Ariane launcher foresees delays in getting satellites
January 11, 1999
CAYENNE, French Guiana (Reuters) -- Satellite manufacturers' failure to deliver their payloads when promised will disrupt activities of the Ariane rocket launch company in 1999 for the second straight year, officials said Saturday.
"We are always going to have the same problems with the delivery of satellites. We should have no illusions about that," Arianespace President Jean-Marie Luton told a news conference.
"As I see things, we are going to have the same kind of scheduling problems as in 1998, notably many more launches in the second half of the year than in the first half of the year."
"We will have to adapt our launch calendar to that of our clients, who do not necessarily respect their contracted delivery dates," Luton said.
He said Arianespace was targeting up to 13 launches in 1999, but the exact number would depend on satellite deliveries.
The Paris-based company launches the highly reliable Ariane-4 rocket series from the European Space Agency (ESA) launch center in Kourou, French Guiana, on the northeastern coast of South America.
After three test flights since 1996, it plans to put the more powerful Ariane-5 rocket into commercial service this year.
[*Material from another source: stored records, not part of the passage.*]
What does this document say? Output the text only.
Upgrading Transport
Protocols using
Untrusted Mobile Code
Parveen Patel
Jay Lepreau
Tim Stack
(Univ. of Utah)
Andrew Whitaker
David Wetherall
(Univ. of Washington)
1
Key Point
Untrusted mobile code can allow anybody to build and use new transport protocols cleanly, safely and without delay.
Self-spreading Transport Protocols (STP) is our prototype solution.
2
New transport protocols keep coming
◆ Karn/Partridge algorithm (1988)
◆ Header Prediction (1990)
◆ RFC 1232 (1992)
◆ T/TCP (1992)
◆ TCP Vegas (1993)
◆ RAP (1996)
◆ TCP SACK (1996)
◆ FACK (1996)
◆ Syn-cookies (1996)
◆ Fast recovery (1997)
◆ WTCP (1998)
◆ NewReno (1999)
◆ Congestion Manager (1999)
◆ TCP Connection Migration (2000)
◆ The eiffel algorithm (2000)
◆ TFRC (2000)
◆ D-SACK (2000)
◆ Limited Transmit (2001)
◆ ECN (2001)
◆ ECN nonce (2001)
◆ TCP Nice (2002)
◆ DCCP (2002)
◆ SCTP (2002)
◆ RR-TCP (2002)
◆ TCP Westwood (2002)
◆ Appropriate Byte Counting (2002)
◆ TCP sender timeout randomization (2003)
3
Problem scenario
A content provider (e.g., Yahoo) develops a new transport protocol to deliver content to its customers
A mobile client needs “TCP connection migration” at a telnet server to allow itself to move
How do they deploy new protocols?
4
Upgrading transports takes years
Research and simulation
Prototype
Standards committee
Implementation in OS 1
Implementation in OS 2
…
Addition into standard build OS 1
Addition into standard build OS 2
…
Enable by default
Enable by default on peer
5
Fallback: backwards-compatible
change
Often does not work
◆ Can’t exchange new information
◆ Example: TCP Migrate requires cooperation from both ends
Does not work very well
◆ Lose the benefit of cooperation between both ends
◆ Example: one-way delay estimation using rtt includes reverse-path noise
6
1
Three Ariane-5 missions are planned.
Despite 11 textbook launches in 1998, operations were irregular.
After four missions between February and April, launches were halted until late in August, as no satellites contracted for were ready for launch.
The company ended the year at a frantic pace, with five launches in the last quarter, when the satellite holdup eased.
Virtually all the world's suppliers of satellites were to blame for the irregular scheduling.
Communications operators pushed for ever-quicker delivery of satellites in 1998.
Specialists said Hughes Space & Communications, the world's leading supplier of large communications satellites, was reconsidering production methods after a spate of in-orbit failures by its 601 series satellite.
Lockheed Martin has targeted a 12-month production cycle for its spacecraft, an objective previously considered too rapid for reliable in-space operations.